He trailed his fingers through the passing air outside the car, letting the wind catch the palm of his hand. Leonard thought of the fins of a shuttlecar and wondered when Earth’s counterattack would begin. He hadn’t seen anything yet.

They drove until the sun peeked above the horizon and then Spock drove the car into the ditch. The two of them piled tree branches over it. It wouldn’t fool a foot soldier, but from the air they were camouflaged. Then Spock started a fire in his camping stove and rehydrated some eggs.

Leonard watched Spock eat first and wondered if Romulans could be poisoned as easily as humans. But he was hungry, and so far Spock hadn’t tried to harm him. He decided to eat, tucking away with haste once he had his first taste. He hadn’t eaten in almost two days, he realized. He was starving.

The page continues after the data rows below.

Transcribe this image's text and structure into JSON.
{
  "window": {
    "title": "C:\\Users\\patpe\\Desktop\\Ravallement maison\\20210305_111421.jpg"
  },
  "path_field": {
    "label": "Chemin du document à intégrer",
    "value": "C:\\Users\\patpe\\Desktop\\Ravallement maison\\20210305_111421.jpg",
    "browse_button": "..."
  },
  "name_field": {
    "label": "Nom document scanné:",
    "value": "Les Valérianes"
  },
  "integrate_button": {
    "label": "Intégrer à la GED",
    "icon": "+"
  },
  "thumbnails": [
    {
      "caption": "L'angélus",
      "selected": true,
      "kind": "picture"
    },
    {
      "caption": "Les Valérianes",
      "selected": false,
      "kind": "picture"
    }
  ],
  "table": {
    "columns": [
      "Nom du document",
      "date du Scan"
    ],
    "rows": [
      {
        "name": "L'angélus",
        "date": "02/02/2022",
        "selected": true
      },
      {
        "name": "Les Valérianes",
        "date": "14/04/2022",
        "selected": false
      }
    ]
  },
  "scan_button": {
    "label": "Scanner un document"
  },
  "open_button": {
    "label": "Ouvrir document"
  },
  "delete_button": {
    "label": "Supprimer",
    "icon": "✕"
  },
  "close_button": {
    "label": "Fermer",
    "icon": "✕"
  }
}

“Tell me why you were at the hospital.”

Spock looked at him, and then away. “As I told you, I was seeking medical assistance.”

“Someone died.”

“Yes.”

Spock wouldn’t say anything more. When Leonard pressed him he merely got up and crawled into the back of the car. He lay down on the seat and held the black plastic case against his chest. Leonard left him alone.

He tried to walk away but there was no where to go. They were deep in the middle of nowhere. Once he saw a vehicle pass overhead and he thought about waving to it, but instead he hid. Better the devil he knew, he thought. He walked back to the car and napped fitfully in the front seat. He wondered if the old woman had gotten away. He thought about Jocelyn and Joanna, three states away. He wondered if Spock would take him there if he asked.

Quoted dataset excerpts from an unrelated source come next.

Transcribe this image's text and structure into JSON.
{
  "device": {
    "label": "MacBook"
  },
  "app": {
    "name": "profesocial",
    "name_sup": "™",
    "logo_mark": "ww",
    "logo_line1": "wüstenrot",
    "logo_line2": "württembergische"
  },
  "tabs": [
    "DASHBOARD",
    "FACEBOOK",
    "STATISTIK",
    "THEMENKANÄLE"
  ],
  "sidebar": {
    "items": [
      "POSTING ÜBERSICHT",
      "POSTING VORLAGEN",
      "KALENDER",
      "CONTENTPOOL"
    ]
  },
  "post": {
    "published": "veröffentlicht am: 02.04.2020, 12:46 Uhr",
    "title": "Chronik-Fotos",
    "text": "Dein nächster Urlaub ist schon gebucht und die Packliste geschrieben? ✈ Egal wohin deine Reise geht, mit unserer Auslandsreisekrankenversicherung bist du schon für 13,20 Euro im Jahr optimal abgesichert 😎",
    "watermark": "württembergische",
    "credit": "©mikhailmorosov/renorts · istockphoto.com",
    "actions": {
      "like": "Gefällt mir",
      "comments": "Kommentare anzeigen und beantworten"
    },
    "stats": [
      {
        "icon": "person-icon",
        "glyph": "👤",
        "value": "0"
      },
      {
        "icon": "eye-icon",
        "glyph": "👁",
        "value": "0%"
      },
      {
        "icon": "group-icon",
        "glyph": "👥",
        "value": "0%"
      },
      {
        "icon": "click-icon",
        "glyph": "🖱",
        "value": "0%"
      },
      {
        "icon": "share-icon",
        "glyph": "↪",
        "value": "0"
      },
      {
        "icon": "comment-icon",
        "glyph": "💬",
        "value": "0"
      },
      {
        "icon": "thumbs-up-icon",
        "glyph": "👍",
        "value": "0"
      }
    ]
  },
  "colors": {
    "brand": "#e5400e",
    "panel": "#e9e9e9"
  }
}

When Spock woke up he did ask. Spock didn’t answer, but Leonard was pretty sure they started heading a different direction once night fell.

When they crossed state lines they got their first radio signal.

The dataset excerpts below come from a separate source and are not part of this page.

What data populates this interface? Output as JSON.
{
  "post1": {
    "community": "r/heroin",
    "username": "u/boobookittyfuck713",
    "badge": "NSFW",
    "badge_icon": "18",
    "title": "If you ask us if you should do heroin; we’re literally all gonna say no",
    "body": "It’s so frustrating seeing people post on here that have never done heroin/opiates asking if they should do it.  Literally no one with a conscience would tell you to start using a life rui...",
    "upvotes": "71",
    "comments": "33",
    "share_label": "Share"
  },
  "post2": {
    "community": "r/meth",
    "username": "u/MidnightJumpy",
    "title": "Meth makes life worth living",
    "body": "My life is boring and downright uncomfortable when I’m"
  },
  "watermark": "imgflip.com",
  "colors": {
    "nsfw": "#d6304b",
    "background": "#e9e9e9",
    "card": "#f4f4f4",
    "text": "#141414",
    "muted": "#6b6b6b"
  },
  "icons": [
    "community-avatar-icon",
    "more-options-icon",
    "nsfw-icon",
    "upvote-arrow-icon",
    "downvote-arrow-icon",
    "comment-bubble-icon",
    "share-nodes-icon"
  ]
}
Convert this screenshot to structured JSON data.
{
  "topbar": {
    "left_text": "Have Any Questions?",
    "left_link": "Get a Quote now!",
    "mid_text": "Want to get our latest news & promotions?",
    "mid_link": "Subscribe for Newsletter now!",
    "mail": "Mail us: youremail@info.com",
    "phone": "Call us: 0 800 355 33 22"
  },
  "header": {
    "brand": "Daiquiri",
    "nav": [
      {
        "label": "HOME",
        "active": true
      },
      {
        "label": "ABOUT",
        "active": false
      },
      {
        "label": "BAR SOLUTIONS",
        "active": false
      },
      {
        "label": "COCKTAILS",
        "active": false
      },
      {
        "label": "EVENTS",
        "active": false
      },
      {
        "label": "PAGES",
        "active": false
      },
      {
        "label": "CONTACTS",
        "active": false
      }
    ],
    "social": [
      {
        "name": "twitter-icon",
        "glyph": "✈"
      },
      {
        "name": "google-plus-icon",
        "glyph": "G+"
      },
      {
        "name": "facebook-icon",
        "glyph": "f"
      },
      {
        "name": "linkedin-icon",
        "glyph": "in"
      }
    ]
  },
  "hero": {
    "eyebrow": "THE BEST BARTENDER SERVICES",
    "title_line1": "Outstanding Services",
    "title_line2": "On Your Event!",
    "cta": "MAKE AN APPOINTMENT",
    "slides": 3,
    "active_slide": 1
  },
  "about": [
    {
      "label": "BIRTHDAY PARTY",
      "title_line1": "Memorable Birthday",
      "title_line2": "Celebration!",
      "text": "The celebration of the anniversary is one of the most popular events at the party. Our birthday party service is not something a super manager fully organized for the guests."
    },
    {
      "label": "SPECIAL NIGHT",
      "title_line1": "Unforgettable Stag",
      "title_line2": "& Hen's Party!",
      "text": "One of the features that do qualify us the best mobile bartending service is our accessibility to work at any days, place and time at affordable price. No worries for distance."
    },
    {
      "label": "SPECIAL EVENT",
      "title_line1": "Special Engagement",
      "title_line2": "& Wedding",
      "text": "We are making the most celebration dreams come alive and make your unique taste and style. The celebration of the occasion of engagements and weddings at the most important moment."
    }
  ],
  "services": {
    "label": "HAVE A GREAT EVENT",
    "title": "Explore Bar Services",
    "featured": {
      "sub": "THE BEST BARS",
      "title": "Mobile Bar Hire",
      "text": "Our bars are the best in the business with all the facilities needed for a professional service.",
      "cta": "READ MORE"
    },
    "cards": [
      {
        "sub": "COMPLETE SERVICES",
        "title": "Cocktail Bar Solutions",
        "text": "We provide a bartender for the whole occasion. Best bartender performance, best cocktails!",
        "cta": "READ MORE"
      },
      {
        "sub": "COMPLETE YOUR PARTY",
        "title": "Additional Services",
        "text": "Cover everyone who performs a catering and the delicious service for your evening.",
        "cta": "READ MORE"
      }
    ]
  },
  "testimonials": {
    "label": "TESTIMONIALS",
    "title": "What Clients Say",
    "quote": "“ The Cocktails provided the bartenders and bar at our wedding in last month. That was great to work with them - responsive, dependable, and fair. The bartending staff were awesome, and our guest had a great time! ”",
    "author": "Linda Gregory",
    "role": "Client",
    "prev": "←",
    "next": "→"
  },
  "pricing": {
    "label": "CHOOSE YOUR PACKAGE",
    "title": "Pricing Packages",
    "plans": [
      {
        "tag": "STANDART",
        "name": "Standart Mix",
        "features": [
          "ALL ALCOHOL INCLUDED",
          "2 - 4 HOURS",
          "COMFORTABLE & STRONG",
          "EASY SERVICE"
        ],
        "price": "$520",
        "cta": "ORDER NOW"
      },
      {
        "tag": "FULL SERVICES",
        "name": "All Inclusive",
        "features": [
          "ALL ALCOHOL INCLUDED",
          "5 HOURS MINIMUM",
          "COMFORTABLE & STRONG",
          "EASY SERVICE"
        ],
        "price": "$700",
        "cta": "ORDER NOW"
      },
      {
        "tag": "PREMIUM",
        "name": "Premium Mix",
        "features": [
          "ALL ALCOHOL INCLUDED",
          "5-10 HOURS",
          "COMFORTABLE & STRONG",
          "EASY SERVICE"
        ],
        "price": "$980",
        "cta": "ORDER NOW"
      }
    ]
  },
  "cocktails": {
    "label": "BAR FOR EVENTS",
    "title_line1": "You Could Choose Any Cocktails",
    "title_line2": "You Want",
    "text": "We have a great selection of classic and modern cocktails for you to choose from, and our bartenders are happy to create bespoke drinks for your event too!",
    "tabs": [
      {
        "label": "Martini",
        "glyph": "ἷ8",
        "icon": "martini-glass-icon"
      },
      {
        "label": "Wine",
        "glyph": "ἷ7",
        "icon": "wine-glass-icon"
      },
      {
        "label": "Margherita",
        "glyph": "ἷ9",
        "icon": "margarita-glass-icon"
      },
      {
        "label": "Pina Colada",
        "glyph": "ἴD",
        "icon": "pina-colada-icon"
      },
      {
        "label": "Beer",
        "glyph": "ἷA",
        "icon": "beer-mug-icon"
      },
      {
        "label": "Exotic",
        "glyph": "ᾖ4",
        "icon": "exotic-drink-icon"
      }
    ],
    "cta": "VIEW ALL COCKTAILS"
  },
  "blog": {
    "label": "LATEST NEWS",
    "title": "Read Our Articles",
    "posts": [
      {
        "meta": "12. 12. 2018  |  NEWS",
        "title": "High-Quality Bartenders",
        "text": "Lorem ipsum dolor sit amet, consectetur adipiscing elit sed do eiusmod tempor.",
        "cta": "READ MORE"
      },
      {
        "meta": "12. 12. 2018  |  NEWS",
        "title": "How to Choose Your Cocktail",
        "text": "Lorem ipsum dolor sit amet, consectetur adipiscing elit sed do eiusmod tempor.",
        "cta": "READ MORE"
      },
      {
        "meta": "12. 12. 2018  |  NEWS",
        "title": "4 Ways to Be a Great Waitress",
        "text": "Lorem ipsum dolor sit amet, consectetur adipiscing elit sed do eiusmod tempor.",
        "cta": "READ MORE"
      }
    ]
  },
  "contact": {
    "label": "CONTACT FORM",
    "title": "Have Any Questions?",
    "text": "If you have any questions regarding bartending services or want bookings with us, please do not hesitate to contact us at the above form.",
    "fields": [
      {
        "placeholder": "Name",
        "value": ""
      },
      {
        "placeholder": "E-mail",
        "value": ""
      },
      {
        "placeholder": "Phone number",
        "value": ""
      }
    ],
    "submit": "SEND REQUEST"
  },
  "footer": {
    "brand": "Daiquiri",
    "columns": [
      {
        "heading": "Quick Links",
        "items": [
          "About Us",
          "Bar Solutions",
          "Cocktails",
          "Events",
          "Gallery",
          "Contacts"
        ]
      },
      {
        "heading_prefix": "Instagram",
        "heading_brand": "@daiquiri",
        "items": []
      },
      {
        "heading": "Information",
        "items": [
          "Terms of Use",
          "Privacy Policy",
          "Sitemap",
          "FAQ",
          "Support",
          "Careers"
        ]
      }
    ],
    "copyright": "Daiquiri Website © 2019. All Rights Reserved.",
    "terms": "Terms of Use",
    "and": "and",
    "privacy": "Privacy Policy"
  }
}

Leonard hadn’t even realized the radio was on. It must have been dialed too low for him to hear. But suddenly Spock pulled over to the side of the road and turned up the knob and a grainy voice filtered in.

“--vivors recommended to take to the countryside. There are better chances of survival there. If you’re caught in a city and someone says they have heard of an evacuation plan _do not_ listen. Repeat: do _not_ follow anyone who claims there is an official evacuation. There has been no official word from the Federation or Starfleet regarding evacuation. Rumors of evacuation may be a Romulan plot intended to—”

Spock pulled back onto the road and they listened to the dire report on constant repeat until the voice faded out again, some three hundred miles later.

“Maybe he was lying,” Leonard said, mostly to himself.

“It is possible.”

Leonard turned to look at Spock’s profile, sharp and distinct in the darkness. Spock drove without lights and claimed his vision was superior. Leonard hoped to hell he didn’t drive them right into an ambush. “You’d know, wouldn’t you?”

“As I have said I am not Romulan.”

“Then why do you look exactly like them?”

Spock was quiet for so long that Leonard thought he’d gone mute again. But then, “I do not know.”

They left it at that.

They crossed into Georgia just as the sun rose and had to quickly find a spot to make camp. They parked the car behind a burnt-out farmhouse and hoped no Romulans came to check that the job was done.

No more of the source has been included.